The organization that runs Canada’s busiest airport will slash 27% of jobs after the Covid-19 pandemic decimated air travel, with no end in sight for Canada-U.S. border restrictions.
The Greater Toronto Airports Authority, which manages the Lester B. Pearson International Airport, announced the cutbacks Tuesday and said it will let go of 300 staff and eliminate 200 unfilled positions.
The restructuring “was a difficult decision but necessary decision, made with great care and deliberation by our leadership team and Board of Directors,” GTAA President and Chief Executive Officer Deborah Flint said in a statement.
The shakeup included the departure of Chief Strategy Officer Kim Stangeby. GTAA spokesperson Tori Gass declined to give details about which areas of the company were most affected by the cuts.

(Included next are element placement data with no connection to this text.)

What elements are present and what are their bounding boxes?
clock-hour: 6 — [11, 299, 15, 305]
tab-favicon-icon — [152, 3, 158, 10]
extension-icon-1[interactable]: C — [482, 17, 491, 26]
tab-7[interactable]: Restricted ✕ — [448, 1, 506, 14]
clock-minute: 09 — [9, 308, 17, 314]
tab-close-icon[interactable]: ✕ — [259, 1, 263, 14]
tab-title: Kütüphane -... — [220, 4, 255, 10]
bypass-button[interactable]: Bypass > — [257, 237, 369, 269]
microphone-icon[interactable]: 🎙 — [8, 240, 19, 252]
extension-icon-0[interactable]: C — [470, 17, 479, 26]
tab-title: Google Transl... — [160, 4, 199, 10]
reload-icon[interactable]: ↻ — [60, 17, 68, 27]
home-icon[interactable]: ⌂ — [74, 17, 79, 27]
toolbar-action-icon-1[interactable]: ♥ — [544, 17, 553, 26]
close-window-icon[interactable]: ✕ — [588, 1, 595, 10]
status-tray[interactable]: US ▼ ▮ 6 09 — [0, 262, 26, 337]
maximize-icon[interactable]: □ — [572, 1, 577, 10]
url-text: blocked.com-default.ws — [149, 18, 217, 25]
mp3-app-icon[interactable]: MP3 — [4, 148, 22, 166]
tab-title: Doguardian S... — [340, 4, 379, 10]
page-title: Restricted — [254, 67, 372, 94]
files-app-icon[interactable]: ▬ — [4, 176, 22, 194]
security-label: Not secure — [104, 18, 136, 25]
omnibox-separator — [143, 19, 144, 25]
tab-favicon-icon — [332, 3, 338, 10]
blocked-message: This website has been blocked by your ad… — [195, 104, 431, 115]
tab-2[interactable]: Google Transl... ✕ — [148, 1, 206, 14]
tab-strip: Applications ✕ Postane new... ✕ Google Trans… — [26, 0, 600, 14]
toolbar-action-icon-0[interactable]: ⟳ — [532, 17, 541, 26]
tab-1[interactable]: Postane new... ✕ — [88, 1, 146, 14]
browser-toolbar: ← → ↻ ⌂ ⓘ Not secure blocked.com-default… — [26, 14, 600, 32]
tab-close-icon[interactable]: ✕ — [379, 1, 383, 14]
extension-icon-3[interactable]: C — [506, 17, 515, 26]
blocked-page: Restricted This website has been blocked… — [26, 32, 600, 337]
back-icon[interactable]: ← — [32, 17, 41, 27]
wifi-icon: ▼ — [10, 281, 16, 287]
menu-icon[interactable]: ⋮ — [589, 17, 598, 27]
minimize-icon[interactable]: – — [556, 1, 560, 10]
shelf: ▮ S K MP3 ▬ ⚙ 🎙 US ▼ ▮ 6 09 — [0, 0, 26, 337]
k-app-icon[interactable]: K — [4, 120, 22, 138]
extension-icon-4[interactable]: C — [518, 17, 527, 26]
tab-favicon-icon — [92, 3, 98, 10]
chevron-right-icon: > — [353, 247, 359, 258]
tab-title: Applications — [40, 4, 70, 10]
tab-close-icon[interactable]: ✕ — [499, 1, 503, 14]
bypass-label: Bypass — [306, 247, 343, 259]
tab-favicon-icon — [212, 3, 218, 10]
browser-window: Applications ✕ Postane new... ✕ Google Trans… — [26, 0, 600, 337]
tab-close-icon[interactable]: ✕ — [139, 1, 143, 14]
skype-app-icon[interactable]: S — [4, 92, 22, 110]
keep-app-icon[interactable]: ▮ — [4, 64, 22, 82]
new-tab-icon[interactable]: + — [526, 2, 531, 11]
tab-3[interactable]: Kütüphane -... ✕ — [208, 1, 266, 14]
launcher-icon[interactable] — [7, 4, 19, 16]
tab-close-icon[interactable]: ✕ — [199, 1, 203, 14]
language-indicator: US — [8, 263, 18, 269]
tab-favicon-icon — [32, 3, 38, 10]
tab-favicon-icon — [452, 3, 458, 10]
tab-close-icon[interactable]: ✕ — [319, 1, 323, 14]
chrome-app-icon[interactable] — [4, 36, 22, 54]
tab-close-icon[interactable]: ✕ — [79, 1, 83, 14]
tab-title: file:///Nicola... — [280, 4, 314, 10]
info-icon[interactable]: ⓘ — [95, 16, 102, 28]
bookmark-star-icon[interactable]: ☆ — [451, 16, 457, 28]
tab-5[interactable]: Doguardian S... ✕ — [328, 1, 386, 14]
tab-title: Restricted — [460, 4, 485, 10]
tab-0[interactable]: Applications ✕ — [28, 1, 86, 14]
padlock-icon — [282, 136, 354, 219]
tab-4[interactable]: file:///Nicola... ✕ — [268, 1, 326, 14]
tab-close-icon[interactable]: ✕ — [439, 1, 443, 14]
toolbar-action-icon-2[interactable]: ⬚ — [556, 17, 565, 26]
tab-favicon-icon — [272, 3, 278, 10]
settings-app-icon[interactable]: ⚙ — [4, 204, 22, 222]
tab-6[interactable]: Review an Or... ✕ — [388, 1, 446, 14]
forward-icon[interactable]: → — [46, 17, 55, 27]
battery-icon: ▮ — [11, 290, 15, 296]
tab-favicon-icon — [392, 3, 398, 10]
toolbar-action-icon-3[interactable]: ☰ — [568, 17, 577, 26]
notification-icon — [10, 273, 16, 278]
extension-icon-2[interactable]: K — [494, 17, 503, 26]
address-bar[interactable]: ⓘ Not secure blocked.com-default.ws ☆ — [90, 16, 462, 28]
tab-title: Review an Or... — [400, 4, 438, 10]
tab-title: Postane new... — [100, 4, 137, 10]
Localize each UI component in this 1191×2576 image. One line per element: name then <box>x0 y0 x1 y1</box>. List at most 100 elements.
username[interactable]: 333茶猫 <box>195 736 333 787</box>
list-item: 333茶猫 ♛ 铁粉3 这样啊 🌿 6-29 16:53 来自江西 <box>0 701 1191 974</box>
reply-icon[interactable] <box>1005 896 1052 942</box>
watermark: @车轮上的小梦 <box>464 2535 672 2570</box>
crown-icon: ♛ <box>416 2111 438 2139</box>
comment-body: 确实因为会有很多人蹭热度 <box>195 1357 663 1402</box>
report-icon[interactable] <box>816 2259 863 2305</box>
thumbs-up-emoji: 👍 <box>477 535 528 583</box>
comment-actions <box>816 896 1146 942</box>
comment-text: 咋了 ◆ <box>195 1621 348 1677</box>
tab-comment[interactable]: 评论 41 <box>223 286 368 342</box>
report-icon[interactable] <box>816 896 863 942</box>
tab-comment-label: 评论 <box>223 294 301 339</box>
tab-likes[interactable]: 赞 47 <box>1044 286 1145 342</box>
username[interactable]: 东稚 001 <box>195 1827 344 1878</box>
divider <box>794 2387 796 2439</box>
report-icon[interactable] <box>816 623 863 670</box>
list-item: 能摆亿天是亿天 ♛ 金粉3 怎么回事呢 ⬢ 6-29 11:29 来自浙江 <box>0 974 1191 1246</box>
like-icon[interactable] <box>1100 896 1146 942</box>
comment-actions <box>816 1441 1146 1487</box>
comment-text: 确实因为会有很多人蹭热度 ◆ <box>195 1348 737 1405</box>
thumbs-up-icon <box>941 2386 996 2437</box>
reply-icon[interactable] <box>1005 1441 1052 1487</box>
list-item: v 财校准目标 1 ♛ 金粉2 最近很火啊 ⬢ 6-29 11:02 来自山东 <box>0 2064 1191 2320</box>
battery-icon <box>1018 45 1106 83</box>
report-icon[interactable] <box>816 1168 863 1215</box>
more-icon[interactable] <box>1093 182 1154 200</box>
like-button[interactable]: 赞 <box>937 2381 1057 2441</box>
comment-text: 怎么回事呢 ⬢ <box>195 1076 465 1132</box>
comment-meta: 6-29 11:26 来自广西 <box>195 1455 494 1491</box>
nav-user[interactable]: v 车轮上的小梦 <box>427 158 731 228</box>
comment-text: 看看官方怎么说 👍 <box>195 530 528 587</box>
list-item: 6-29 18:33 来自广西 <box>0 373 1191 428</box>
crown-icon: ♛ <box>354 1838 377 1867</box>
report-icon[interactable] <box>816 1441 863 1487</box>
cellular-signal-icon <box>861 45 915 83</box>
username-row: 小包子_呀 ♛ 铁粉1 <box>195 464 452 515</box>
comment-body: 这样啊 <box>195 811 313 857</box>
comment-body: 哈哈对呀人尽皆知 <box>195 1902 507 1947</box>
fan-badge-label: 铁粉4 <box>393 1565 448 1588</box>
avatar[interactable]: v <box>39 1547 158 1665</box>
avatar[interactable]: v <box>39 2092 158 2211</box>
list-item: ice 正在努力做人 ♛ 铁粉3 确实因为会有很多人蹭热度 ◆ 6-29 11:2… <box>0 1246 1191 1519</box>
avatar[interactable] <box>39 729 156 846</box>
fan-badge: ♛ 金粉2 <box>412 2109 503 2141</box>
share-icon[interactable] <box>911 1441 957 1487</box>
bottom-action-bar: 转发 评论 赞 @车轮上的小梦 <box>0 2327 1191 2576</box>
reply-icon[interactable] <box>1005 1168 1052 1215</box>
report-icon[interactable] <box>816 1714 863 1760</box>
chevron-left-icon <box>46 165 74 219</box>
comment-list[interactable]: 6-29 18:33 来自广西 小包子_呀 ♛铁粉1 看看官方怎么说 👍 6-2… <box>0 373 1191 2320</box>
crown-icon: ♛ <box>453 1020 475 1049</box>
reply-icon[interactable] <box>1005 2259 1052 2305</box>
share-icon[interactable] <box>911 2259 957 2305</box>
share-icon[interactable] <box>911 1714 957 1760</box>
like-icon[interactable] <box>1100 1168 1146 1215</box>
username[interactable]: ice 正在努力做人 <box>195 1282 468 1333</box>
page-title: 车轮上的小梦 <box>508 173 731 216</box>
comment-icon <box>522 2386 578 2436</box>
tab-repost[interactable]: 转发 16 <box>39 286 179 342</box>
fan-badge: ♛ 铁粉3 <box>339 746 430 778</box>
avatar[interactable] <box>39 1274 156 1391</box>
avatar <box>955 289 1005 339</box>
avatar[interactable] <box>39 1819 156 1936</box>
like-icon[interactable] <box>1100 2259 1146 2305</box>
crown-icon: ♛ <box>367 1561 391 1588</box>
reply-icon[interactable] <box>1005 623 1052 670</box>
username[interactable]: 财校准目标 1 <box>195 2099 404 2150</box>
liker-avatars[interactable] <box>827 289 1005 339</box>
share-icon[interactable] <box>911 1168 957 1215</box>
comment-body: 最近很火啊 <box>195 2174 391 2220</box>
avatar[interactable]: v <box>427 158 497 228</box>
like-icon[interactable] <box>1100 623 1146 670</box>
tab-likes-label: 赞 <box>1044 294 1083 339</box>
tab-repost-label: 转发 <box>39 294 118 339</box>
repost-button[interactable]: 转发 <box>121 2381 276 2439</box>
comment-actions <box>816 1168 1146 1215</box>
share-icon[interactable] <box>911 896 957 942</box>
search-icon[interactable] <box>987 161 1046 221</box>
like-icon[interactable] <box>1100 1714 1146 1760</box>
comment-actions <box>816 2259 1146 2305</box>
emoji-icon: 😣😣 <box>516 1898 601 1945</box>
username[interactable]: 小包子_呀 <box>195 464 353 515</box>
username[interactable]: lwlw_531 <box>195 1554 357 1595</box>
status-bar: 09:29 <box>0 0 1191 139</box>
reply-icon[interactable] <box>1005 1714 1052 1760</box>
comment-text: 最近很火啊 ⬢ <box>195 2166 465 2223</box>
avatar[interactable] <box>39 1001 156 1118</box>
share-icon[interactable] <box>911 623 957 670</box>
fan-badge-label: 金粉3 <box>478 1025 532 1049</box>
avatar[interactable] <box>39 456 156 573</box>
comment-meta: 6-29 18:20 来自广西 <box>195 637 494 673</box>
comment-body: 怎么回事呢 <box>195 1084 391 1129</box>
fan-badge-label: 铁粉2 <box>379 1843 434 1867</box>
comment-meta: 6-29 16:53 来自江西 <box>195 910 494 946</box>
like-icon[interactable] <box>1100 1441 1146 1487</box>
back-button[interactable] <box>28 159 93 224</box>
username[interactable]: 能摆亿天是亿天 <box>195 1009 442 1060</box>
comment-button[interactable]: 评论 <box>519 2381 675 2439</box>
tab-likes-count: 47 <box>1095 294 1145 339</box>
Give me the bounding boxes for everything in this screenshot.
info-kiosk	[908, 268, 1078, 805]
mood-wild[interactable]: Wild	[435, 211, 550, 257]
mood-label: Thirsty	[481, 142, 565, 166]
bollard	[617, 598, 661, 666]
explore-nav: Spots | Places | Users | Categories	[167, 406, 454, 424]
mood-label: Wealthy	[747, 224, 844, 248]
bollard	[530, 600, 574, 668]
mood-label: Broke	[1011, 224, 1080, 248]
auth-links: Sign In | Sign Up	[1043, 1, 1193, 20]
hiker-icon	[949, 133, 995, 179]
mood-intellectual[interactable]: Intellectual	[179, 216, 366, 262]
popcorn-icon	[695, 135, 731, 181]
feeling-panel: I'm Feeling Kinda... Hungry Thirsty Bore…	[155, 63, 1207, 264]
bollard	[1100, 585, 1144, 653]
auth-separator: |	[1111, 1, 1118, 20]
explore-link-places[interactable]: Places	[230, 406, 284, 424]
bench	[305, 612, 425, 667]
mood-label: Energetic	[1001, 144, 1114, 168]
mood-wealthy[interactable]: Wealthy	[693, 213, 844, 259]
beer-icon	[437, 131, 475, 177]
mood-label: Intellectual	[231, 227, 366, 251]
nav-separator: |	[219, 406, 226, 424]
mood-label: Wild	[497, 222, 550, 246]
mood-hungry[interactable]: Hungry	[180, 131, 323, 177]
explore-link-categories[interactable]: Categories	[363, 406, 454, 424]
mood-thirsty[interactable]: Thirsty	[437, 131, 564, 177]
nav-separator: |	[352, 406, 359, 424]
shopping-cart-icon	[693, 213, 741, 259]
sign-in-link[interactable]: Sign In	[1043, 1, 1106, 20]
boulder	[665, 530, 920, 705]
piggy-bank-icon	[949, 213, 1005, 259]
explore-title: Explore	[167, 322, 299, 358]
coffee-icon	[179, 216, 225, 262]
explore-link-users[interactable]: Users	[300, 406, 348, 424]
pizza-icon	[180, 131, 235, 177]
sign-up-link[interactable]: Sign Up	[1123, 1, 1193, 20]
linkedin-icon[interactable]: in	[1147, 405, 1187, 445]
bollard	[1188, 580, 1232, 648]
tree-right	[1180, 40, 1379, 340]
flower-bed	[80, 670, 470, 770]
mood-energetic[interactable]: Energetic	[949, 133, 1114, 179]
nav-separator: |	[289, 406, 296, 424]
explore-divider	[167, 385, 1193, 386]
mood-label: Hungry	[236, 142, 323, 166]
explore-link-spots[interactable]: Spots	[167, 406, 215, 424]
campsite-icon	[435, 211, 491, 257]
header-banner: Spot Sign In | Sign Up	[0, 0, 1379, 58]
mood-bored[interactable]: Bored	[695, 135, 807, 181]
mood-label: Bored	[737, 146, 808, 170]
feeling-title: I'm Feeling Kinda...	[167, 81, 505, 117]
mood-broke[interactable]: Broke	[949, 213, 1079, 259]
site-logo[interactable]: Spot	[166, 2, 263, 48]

The Canadian government is set to announce that the border will remain closed to most non-essential travel until at least Aug. 21, multiple media outlets including the Canadian Broadcasting Corp. reported. The official order is expected to come later this week.
Despite calls from some Canadian business leaders and political figures to relax restrictions, strict border rules have been place since March 21. Calin Rovinescu, CEO of Air Canada, said last month on a webcast with Aviation Week that the limits on air travel were “disproportionate” as many areas began to ease restrictions.
Prime Minister Justin Trudeau said Monday that “the situation continues to be complex in the United States” with the virus, but added the priority is still to keep Canadians safe from the outbreak.